Script stdout, stderr, and execution status are appended to a log file at ~/.apm/logs/scripts.log (or $APM_HOME/logs/scripts.log). This lets administrators audit script behaviour without enabling verbose CLI output.

Each entry includes a UTC timestamp, event name, script type, target command or URL, status, exit code (for commands), and any captured output:

[2026-06-16T08:25:43Z] event=pre-install type=command target=echo 'Check passed' status=ok exit_code=0
stdout: Check passed
[2026-06-16T08:25:44Z] event=post-install type=http target=https://analytics.corp.net/events status=ok
stdout: HTTP 200

The log file is created automatically on first script execution.

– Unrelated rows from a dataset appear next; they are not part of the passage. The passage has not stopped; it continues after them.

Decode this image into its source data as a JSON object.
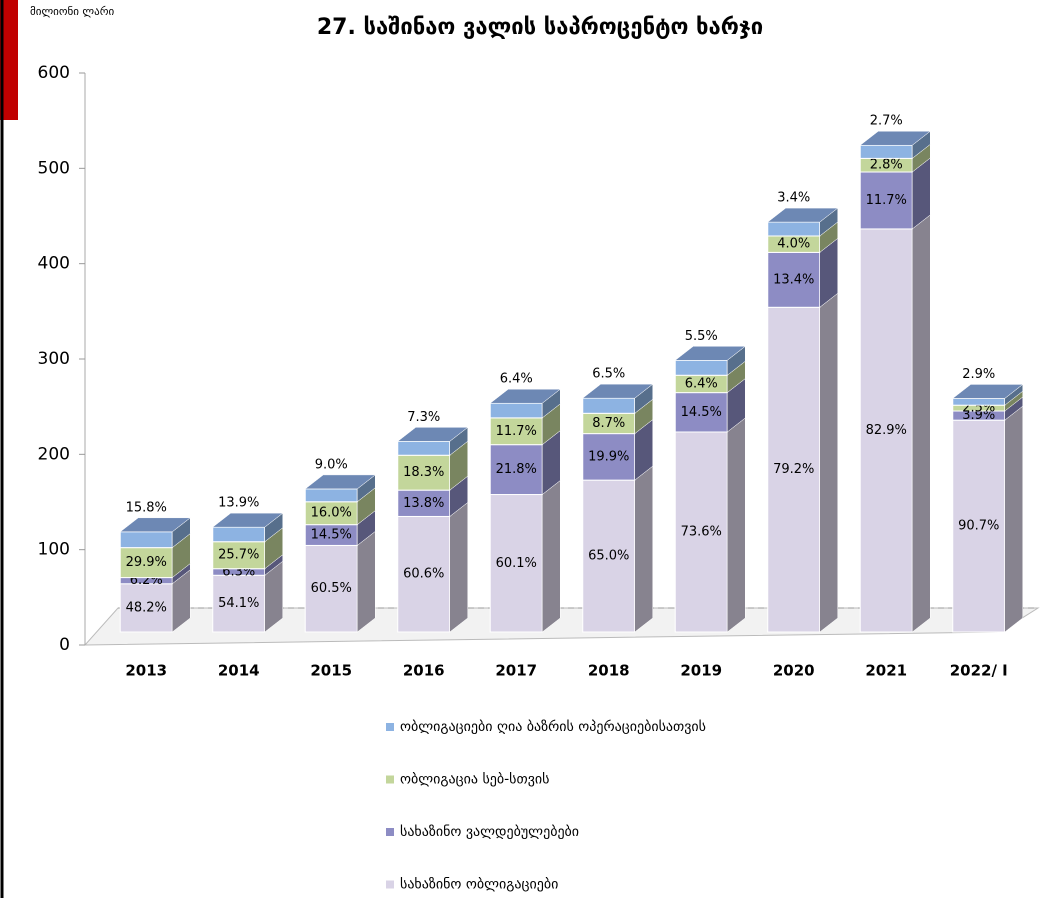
{
  "chart_data": {
    "type": "bar3d_stacked",
    "title": "27. საშინაო ვალის საპროცენტო ხარჯი",
    "y_label": "მილიონი ლარი",
    "categories": [
      "2013",
      "2014",
      "2015",
      "2016",
      "2017",
      "2018",
      "2019",
      "2020",
      "2021",
      "2022/ I"
    ],
    "ylim": [
      0,
      600
    ],
    "yticks": [
      0,
      100,
      200,
      300,
      400,
      500,
      600
    ],
    "grid": false,
    "series": [
      {
        "name": "სახაზინო ობლიგაციები",
        "color": "#d9d3e6",
        "values": [
          50.6,
          59.5,
          90.8,
          121.2,
          144.2,
          159.3,
          209.8,
          340.6,
          422.8,
          222.2
        ],
        "value_labels": [
          "48.2%",
          "54.1%",
          "60.5%",
          "60.6%",
          "60.1%",
          "65.0%",
          "73.6%",
          "79.2%",
          "82.9%",
          "90.7%"
        ]
      },
      {
        "name": "სახაზინო ვალდებულებები",
        "color": "#8d8cc4",
        "values": [
          6.5,
          6.9,
          21.8,
          27.6,
          52.3,
          48.8,
          41.3,
          57.6,
          59.7,
          9.6
        ],
        "value_labels": [
          "6.2%",
          "6.3%",
          "14.5%",
          "13.8%",
          "21.8%",
          "19.9%",
          "14.5%",
          "13.4%",
          "11.7%",
          "3.9%"
        ]
      },
      {
        "name": "ობლიგაცია სებ-სთვის",
        "color": "#c3d69b",
        "values": [
          31.4,
          28.3,
          24.0,
          36.6,
          28.1,
          21.3,
          18.2,
          17.2,
          14.3,
          6.1
        ],
        "value_labels": [
          "29.9%",
          "25.7%",
          "16.0%",
          "18.3%",
          "11.7%",
          "8.7%",
          "6.4%",
          "4.0%",
          "2.8%",
          "2.5%"
        ]
      },
      {
        "name": "ობლიგაციები ღია ბაზრის ოპერაციებისათვის",
        "color": "#8db3e2",
        "values": [
          16.6,
          15.3,
          13.5,
          14.6,
          15.4,
          15.9,
          15.7,
          14.6,
          13.8,
          7.1
        ],
        "value_labels": [
          "15.8%",
          "13.9%",
          "9.0%",
          "7.3%",
          "6.4%",
          "6.5%",
          "5.5%",
          "3.4%",
          "2.7%",
          "2.9%"
        ]
      }
    ]
  }
}
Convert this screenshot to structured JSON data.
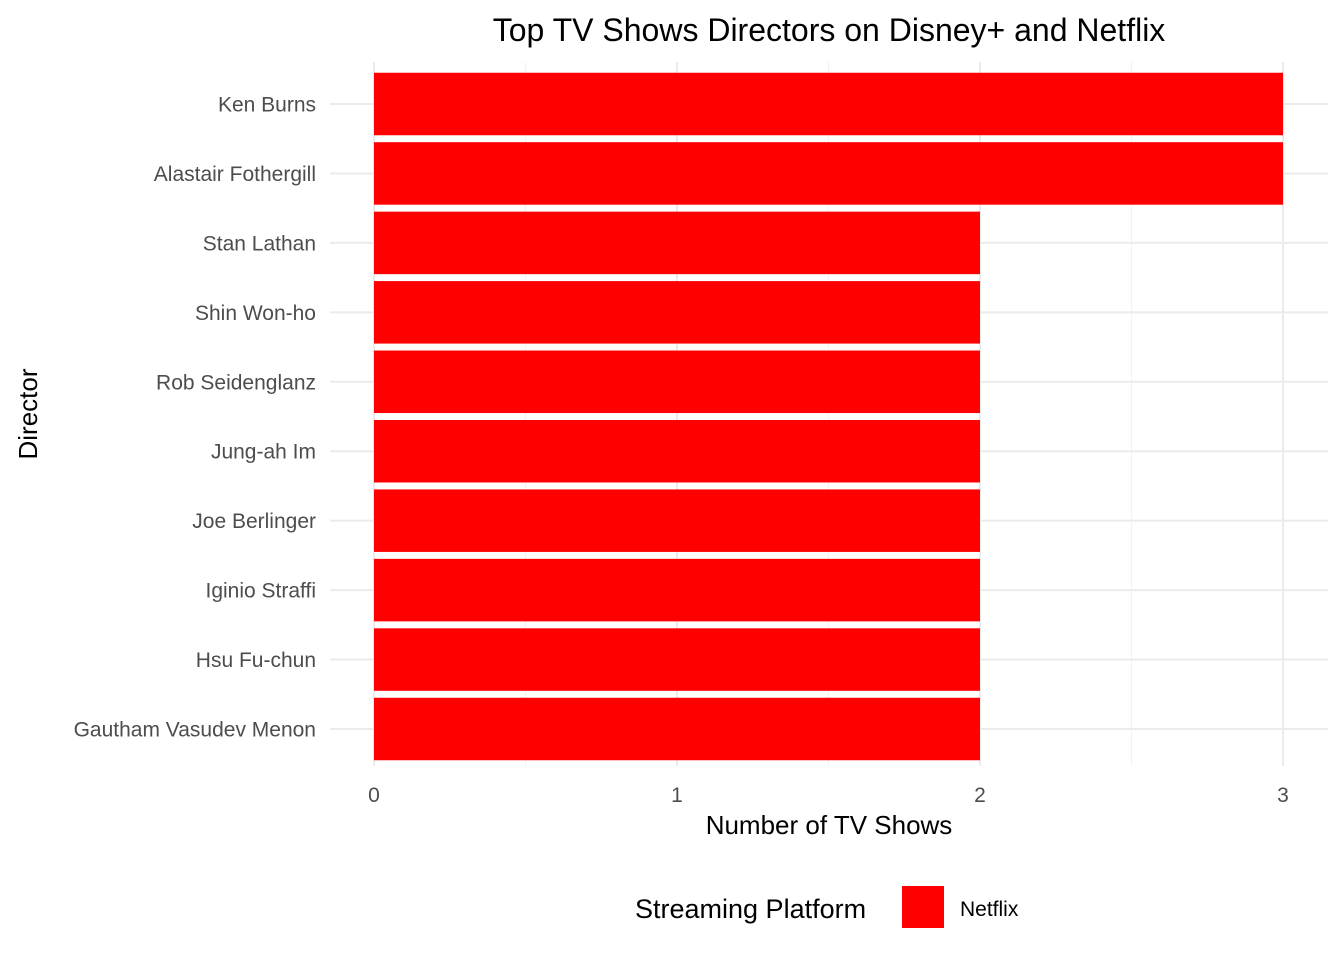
{
  "chart_data": {
    "type": "bar",
    "orientation": "horizontal",
    "title": "Top TV Shows Directors on Disney+ and Netflix",
    "xlabel": "Number of TV Shows",
    "ylabel": "Director",
    "categories": [
      "Ken Burns",
      "Alastair Fothergill",
      "Stan Lathan",
      "Shin Won-ho",
      "Rob Seidenglanz",
      "Jung-ah Im",
      "Joe Berlinger",
      "Iginio Straffi",
      "Hsu Fu-chun",
      "Gautham Vasudev Menon"
    ],
    "series": [
      {
        "name": "Netflix",
        "color": "#ff0000",
        "values": [
          3,
          3,
          2,
          2,
          2,
          2,
          2,
          2,
          2,
          2
        ]
      }
    ],
    "xlim": [
      0,
      3
    ],
    "xticks": [
      "0",
      "1",
      "2",
      "3"
    ],
    "grid": true,
    "legend": {
      "title": "Streaming Platform",
      "position": "bottom",
      "entries": [
        {
          "label": "Netflix",
          "color": "#ff0000"
        }
      ]
    }
  }
}
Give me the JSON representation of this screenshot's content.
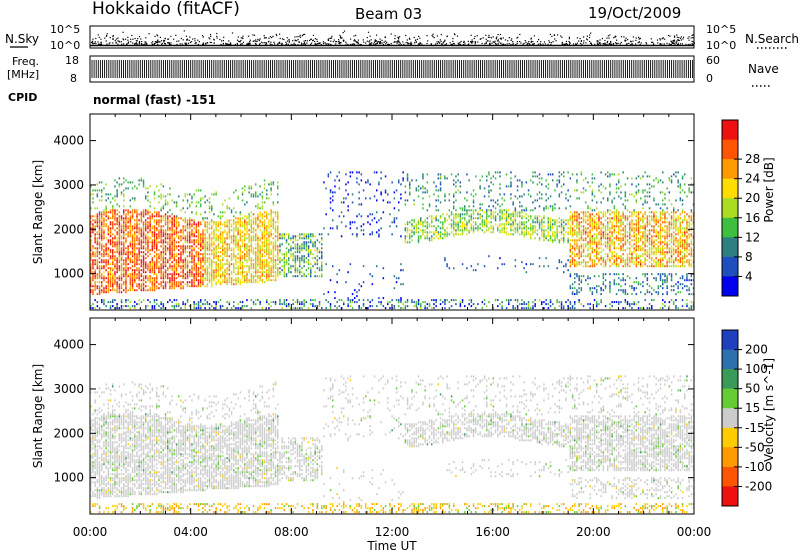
{
  "header": {
    "title": "Hokkaido (fitACF)",
    "beam": "Beam 03",
    "date": "19/Oct/2009"
  },
  "strip_labels": {
    "nsky": "N.Sky",
    "nsearch": "N.Search",
    "freq": "Freq.",
    "mhz": "[MHz]",
    "cpid": "CPID",
    "nave": "Nave",
    "mode": "normal (fast) -151"
  },
  "chart_data": [
    {
      "type": "scatter",
      "name_hint": "noise-strip",
      "yticks_left": [
        "10^5",
        "10^0"
      ],
      "yticks_right": [
        "10^5",
        "10^0"
      ],
      "ylim": [
        0,
        5
      ]
    },
    {
      "type": "line",
      "name_hint": "frequency-strip",
      "yticks_left": [
        "18",
        "8"
      ],
      "yticks_right": [
        "60",
        "0"
      ],
      "ylim": [
        8,
        18
      ]
    },
    {
      "type": "heatmap",
      "name_hint": "power-panel",
      "ylabel": "Slant Range [km]",
      "yticks": [
        1000,
        2000,
        3000,
        4000
      ],
      "ylim": [
        180,
        4600
      ],
      "xlim": [
        0,
        24
      ],
      "colorbar_label": "Power [dB]",
      "colorbar_ticks": [
        "4",
        "8",
        "12",
        "16",
        "20",
        "24",
        "28"
      ],
      "colorbar_colors": [
        "#0000ee",
        "#1f4fbf",
        "#2e7f7f",
        "#3fbf3f",
        "#aadd22",
        "#ffdd00",
        "#ff9900",
        "#ff5500",
        "#ee1111"
      ]
    },
    {
      "type": "heatmap",
      "name_hint": "velocity-panel",
      "ylabel": "Slant Range [km]",
      "yticks": [
        1000,
        2000,
        3000,
        4000
      ],
      "ylim": [
        180,
        4600
      ],
      "xlim": [
        0,
        24
      ],
      "xlabel": "Time UT",
      "xticks": [
        "00:00",
        "04:00",
        "08:00",
        "12:00",
        "16:00",
        "20:00",
        "00:00"
      ],
      "colorbar_label": "Velocity [m s^-1]",
      "colorbar_ticks": [
        "200",
        "100",
        "50",
        "15",
        "-15",
        "-50",
        "-100",
        "-200"
      ],
      "colorbar_colors": [
        "#1f3fbf",
        "#2e6fae",
        "#3a9a5a",
        "#66cc33",
        "#cccccc",
        "#ffcc00",
        "#ff9900",
        "#ff5500",
        "#ee1111"
      ]
    }
  ]
}
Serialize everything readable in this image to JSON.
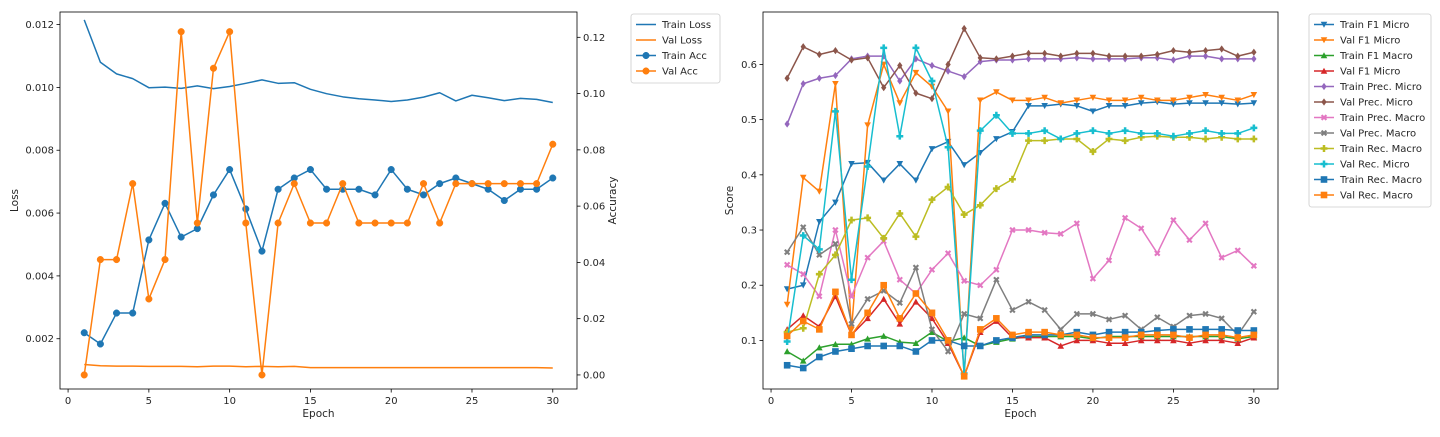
{
  "chart_data": [
    {
      "type": "line",
      "title": "",
      "xlabel": "Epoch",
      "ylabel": "Loss",
      "y2label": "Accuracy",
      "xlim": [
        -0.5,
        31.5
      ],
      "ylim": [
        0.0004,
        0.0124
      ],
      "y2lim": [
        -0.005,
        0.129
      ],
      "xticks": [
        0,
        5,
        10,
        15,
        20,
        25,
        30
      ],
      "yticks": [
        0.002,
        0.004,
        0.006,
        0.008,
        0.01,
        0.012
      ],
      "y2ticks": [
        0.0,
        0.02,
        0.04,
        0.06,
        0.08,
        0.1,
        0.12
      ],
      "grid": false,
      "legend_position": "outside-right",
      "x": [
        1,
        2,
        3,
        4,
        5,
        6,
        7,
        8,
        9,
        10,
        11,
        12,
        13,
        14,
        15,
        16,
        17,
        18,
        19,
        20,
        21,
        22,
        23,
        24,
        25,
        26,
        27,
        28,
        29,
        30
      ],
      "series": [
        {
          "name": "Train Loss",
          "axis": "left",
          "color": "#1f77b4",
          "marker": "none",
          "values": [
            0.01215,
            0.0108,
            0.01043,
            0.01028,
            0.00999,
            0.01001,
            0.00997,
            0.01005,
            0.00996,
            0.01003,
            0.01013,
            0.01024,
            0.01013,
            0.01015,
            0.00994,
            0.0098,
            0.0097,
            0.00964,
            0.0096,
            0.00955,
            0.0096,
            0.00969,
            0.00983,
            0.00957,
            0.00975,
            0.00967,
            0.00958,
            0.00965,
            0.00962,
            0.00952
          ]
        },
        {
          "name": "Val Loss",
          "axis": "left",
          "color": "#ff7f0e",
          "marker": "none",
          "values": [
            0.00118,
            0.00114,
            0.00113,
            0.00113,
            0.00112,
            0.00112,
            0.00112,
            0.00111,
            0.00113,
            0.00113,
            0.00111,
            0.00112,
            0.00111,
            0.00112,
            0.00108,
            0.00108,
            0.00108,
            0.00108,
            0.00108,
            0.00108,
            0.00108,
            0.00108,
            0.00108,
            0.00108,
            0.00108,
            0.00108,
            0.00108,
            0.00108,
            0.00108,
            0.00107
          ]
        },
        {
          "name": "Train Acc",
          "axis": "right",
          "color": "#1f77b4",
          "marker": "circle",
          "values": [
            0.015,
            0.011,
            0.022,
            0.022,
            0.048,
            0.061,
            0.049,
            0.052,
            0.064,
            0.073,
            0.059,
            0.044,
            0.066,
            0.07,
            0.073,
            0.066,
            0.066,
            0.066,
            0.064,
            0.073,
            0.066,
            0.064,
            0.068,
            0.07,
            0.068,
            0.066,
            0.062,
            0.066,
            0.066,
            0.07
          ]
        },
        {
          "name": "Val Acc",
          "axis": "right",
          "color": "#ff7f0e",
          "marker": "circle",
          "values": [
            0.0,
            0.041,
            0.041,
            0.068,
            0.027,
            0.041,
            0.122,
            0.054,
            0.109,
            0.122,
            0.054,
            0.0,
            0.054,
            0.068,
            0.054,
            0.054,
            0.068,
            0.054,
            0.054,
            0.054,
            0.054,
            0.068,
            0.054,
            0.068,
            0.068,
            0.068,
            0.068,
            0.068,
            0.068,
            0.082
          ]
        }
      ]
    },
    {
      "type": "line",
      "title": "",
      "xlabel": "Epoch",
      "ylabel": "Score",
      "xlim": [
        -0.5,
        31.5
      ],
      "ylim": [
        0.012,
        0.695
      ],
      "xticks": [
        0,
        5,
        10,
        15,
        20,
        25,
        30
      ],
      "yticks": [
        0.1,
        0.2,
        0.3,
        0.4,
        0.5,
        0.6
      ],
      "grid": false,
      "legend_position": "outside-right",
      "x": [
        1,
        2,
        3,
        4,
        5,
        6,
        7,
        8,
        9,
        10,
        11,
        12,
        13,
        14,
        15,
        16,
        17,
        18,
        19,
        20,
        21,
        22,
        23,
        24,
        25,
        26,
        27,
        28,
        29,
        30
      ],
      "series": [
        {
          "name": "Train F1 Micro",
          "color": "#1f77b4",
          "marker": "triangle-down",
          "values": [
            0.193,
            0.2,
            0.315,
            0.35,
            0.42,
            0.422,
            0.39,
            0.42,
            0.39,
            0.447,
            0.46,
            0.418,
            0.44,
            0.465,
            0.478,
            0.525,
            0.525,
            0.528,
            0.525,
            0.515,
            0.525,
            0.525,
            0.53,
            0.532,
            0.528,
            0.53,
            0.53,
            0.53,
            0.528,
            0.53
          ]
        },
        {
          "name": "Val F1 Micro",
          "color": "#ff7f0e",
          "marker": "triangle-down",
          "values": [
            0.165,
            0.395,
            0.37,
            0.565,
            0.12,
            0.49,
            0.6,
            0.53,
            0.585,
            0.56,
            0.515,
            0.035,
            0.535,
            0.55,
            0.535,
            0.535,
            0.54,
            0.53,
            0.535,
            0.54,
            0.535,
            0.535,
            0.54,
            0.535,
            0.535,
            0.54,
            0.545,
            0.54,
            0.535,
            0.545
          ]
        },
        {
          "name": "Train F1 Macro",
          "color": "#2ca02c",
          "marker": "triangle-up",
          "values": [
            0.08,
            0.063,
            0.087,
            0.093,
            0.093,
            0.103,
            0.108,
            0.097,
            0.095,
            0.115,
            0.098,
            0.105,
            0.09,
            0.097,
            0.103,
            0.107,
            0.107,
            0.107,
            0.107,
            0.103,
            0.107,
            0.107,
            0.107,
            0.107,
            0.107,
            0.107,
            0.107,
            0.107,
            0.103,
            0.107
          ]
        },
        {
          "name": "Val F1 Micro",
          "color": "#d62728",
          "marker": "triangle-up",
          "values": [
            0.12,
            0.145,
            0.125,
            0.18,
            0.11,
            0.14,
            0.175,
            0.13,
            0.17,
            0.14,
            0.095,
            0.035,
            0.115,
            0.135,
            0.105,
            0.105,
            0.105,
            0.09,
            0.1,
            0.1,
            0.095,
            0.095,
            0.1,
            0.1,
            0.1,
            0.095,
            0.1,
            0.1,
            0.095,
            0.105
          ]
        },
        {
          "name": "Train Prec. Micro",
          "color": "#9467bd",
          "marker": "diamond",
          "values": [
            0.492,
            0.565,
            0.575,
            0.58,
            0.61,
            0.615,
            0.615,
            0.57,
            0.61,
            0.598,
            0.588,
            0.578,
            0.605,
            0.608,
            0.608,
            0.61,
            0.61,
            0.61,
            0.612,
            0.61,
            0.61,
            0.61,
            0.612,
            0.612,
            0.608,
            0.615,
            0.615,
            0.61,
            0.61,
            0.61
          ]
        },
        {
          "name": "Val Prec. Micro",
          "color": "#8c564b",
          "marker": "diamond",
          "values": [
            0.575,
            0.632,
            0.618,
            0.625,
            0.608,
            0.612,
            0.558,
            0.598,
            0.548,
            0.538,
            0.6,
            0.665,
            0.612,
            0.61,
            0.615,
            0.62,
            0.62,
            0.615,
            0.62,
            0.62,
            0.615,
            0.615,
            0.615,
            0.618,
            0.625,
            0.622,
            0.625,
            0.628,
            0.615,
            0.622
          ]
        },
        {
          "name": "Train Prec. Macro",
          "color": "#e377c2",
          "marker": "x",
          "values": [
            0.237,
            0.22,
            0.18,
            0.3,
            0.18,
            0.25,
            0.28,
            0.21,
            0.185,
            0.228,
            0.258,
            0.208,
            0.2,
            0.228,
            0.3,
            0.3,
            0.295,
            0.293,
            0.312,
            0.212,
            0.245,
            0.322,
            0.303,
            0.258,
            0.318,
            0.282,
            0.312,
            0.25,
            0.263,
            0.235
          ]
        },
        {
          "name": "Val Prec. Macro",
          "color": "#7f7f7f",
          "marker": "x",
          "values": [
            0.26,
            0.305,
            0.255,
            0.275,
            0.13,
            0.175,
            0.19,
            0.168,
            0.232,
            0.12,
            0.08,
            0.148,
            0.14,
            0.21,
            0.155,
            0.17,
            0.155,
            0.12,
            0.148,
            0.148,
            0.138,
            0.145,
            0.12,
            0.142,
            0.125,
            0.145,
            0.148,
            0.14,
            0.11,
            0.152
          ]
        },
        {
          "name": "Train Rec. Macro",
          "color": "#bcbd22",
          "marker": "plus",
          "values": [
            0.115,
            0.122,
            0.22,
            0.255,
            0.318,
            0.322,
            0.285,
            0.33,
            0.288,
            0.355,
            0.378,
            0.328,
            0.345,
            0.375,
            0.392,
            0.462,
            0.462,
            0.465,
            0.465,
            0.442,
            0.465,
            0.462,
            0.468,
            0.47,
            0.468,
            0.468,
            0.465,
            0.468,
            0.465,
            0.465
          ]
        },
        {
          "name": "Val Rec. Micro",
          "color": "#17becf",
          "marker": "plus",
          "values": [
            0.098,
            0.29,
            0.265,
            0.515,
            0.21,
            0.415,
            0.63,
            0.47,
            0.63,
            0.57,
            0.45,
            0.04,
            0.48,
            0.508,
            0.475,
            0.475,
            0.48,
            0.465,
            0.475,
            0.48,
            0.475,
            0.48,
            0.475,
            0.475,
            0.47,
            0.475,
            0.48,
            0.475,
            0.475,
            0.485
          ]
        },
        {
          "name": "Train Rec. Macro",
          "color": "#1f77b4",
          "marker": "square",
          "values": [
            0.055,
            0.05,
            0.07,
            0.08,
            0.085,
            0.09,
            0.09,
            0.09,
            0.08,
            0.1,
            0.1,
            0.09,
            0.09,
            0.1,
            0.105,
            0.11,
            0.11,
            0.11,
            0.115,
            0.11,
            0.115,
            0.115,
            0.115,
            0.118,
            0.12,
            0.12,
            0.12,
            0.12,
            0.118,
            0.118
          ]
        },
        {
          "name": "Val Rec. Macro",
          "color": "#ff7f0e",
          "marker": "square",
          "values": [
            0.108,
            0.135,
            0.12,
            0.188,
            0.11,
            0.15,
            0.2,
            0.14,
            0.185,
            0.15,
            0.1,
            0.035,
            0.12,
            0.14,
            0.11,
            0.115,
            0.115,
            0.11,
            0.11,
            0.105,
            0.105,
            0.105,
            0.11,
            0.11,
            0.11,
            0.105,
            0.11,
            0.11,
            0.105,
            0.11
          ]
        }
      ]
    }
  ]
}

For the full command reference, see apm lifecycle.

Key workflows:

Terminal window
apm lifecycle init # scaffold lifecycle: block in apm.yml
apm lifecycle trust # trust current lifecycle: subtree
apm lifecycle validate # check all scripts for schema/config errors
apm lifecycle test post-install # dry-run: preview what would fire (no execution)
apm lifecycle test post-install --execute # fire the event for real
apm lifecycle untrust # revoke trust; scripts stop running

The test command defaults to a dry-run (no commands or HTTP requests run) and shows the trust status of the project lifecycle block. Add --execute to actually fire the event — useful for verifying wiring before the first real install.